After downloading a CRL, it is fully decoded before prompting the user whether he wishes to install it. This full decode can be very wasteful of CPU and memory, especially with large CRLs, and is not necessary at all in case the user declines to install the CRL. NSS 3.6 will offer a way to do a partial decode . See bug 149816. PSM should take advantage of this functionality .

There is also the fact that the decoding copies the whole input. This can be avoided with a new decode function. See bugzilla 158005. This very simple fix can be implemented as two 1-line changes - one before import and one at actual import, as soon as NSS 3.6 is integrated in mozilla.

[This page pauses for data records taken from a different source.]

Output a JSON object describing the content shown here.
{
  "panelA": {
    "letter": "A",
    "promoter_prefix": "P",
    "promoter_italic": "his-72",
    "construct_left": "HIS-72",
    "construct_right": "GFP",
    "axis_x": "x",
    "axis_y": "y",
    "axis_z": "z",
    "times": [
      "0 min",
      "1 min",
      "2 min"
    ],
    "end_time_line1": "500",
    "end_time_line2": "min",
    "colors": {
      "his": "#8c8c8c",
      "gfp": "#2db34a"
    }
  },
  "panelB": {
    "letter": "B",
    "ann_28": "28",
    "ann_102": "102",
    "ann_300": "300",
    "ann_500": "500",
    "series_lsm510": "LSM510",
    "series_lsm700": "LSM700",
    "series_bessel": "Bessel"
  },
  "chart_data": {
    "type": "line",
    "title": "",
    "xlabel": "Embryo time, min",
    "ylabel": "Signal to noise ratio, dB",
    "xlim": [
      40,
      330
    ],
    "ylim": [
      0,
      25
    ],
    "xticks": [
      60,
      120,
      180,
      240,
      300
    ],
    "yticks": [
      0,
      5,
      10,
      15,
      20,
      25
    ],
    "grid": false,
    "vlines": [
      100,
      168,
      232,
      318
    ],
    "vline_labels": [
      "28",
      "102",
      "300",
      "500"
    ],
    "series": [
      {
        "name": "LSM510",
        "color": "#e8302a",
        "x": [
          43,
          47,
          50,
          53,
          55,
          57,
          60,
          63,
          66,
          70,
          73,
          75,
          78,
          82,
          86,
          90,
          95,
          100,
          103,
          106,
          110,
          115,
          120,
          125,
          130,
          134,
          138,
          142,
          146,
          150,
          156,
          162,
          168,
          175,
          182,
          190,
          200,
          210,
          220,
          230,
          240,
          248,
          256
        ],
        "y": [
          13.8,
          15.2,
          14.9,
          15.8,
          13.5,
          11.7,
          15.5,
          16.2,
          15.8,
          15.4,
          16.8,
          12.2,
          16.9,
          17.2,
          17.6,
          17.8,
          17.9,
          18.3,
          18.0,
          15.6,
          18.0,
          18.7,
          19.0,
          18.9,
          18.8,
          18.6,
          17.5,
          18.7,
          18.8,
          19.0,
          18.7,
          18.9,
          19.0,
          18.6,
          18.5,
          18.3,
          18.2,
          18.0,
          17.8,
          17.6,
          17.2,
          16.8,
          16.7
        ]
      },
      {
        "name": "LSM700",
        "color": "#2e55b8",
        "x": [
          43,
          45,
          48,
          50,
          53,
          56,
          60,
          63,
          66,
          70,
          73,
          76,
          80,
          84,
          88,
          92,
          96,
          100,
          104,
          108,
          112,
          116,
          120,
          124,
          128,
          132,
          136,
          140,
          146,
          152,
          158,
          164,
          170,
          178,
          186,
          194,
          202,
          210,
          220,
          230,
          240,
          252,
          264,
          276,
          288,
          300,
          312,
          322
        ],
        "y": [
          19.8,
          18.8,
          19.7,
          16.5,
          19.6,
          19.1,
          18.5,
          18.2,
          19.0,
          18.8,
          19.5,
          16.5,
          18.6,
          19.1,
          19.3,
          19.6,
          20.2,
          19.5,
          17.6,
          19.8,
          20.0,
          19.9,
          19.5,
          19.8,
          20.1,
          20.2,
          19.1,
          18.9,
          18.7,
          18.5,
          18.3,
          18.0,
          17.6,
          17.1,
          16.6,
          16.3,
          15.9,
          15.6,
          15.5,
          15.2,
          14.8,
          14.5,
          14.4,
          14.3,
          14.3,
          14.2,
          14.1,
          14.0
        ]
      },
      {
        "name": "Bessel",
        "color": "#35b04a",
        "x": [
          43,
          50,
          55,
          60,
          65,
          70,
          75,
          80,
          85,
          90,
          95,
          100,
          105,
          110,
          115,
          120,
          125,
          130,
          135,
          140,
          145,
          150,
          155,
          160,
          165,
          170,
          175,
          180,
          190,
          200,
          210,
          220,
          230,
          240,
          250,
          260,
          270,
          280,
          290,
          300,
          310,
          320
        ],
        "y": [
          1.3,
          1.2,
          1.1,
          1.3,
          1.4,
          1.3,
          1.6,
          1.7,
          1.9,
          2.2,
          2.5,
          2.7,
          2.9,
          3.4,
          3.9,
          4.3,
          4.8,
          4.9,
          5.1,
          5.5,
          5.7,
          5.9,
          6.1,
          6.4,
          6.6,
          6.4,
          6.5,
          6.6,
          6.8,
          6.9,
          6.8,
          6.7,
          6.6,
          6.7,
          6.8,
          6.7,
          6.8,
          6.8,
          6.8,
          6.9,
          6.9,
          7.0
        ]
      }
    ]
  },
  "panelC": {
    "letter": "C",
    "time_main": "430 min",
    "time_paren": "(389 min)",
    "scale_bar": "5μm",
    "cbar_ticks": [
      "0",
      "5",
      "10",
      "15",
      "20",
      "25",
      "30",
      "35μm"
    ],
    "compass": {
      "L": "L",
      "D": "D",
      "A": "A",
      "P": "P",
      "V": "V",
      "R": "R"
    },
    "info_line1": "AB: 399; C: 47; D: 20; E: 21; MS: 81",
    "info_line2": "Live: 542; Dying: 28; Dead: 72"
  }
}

Julien, do you want to help with the patch? What 1-lines changes should we make?

For the decode, replace CERT_DecodeDERCrl with CERT_DecodeDERCrlWithFlags And pass CRL_DECODE_SKIP_ENTRIES in the additional "options" parameter. Also, for the import, replace : CERTSignedCrl * SEC_NewCrl(CERTCertDBHandle *handle, char *url, SECItem *derCrl, int type); with CERTSignedCrl* PK11_ImportCRL(PK11SlotInfo * slot, SECItem *derCRL, char *url, int type, void *wincx, PRInt32 importOptions, PRArenaPool* arena, PRInt32 de codeOptions); Pass CRL_IMPORT_BYPASS_CHECKS in the importOptions, and CRL_DECODE_SKIP_ENTRIES in the decodeOptions.

Mass reassign ssaux bugs to nobody

Mass change "Future" target milestone to "--" on bugs that now are assigned to nobody. Those targets reflected the prioritization of past PSM management. Many of these should be marked invalid or wontfix, I think.

The CRL Manager / Revocation Lists feature was removed.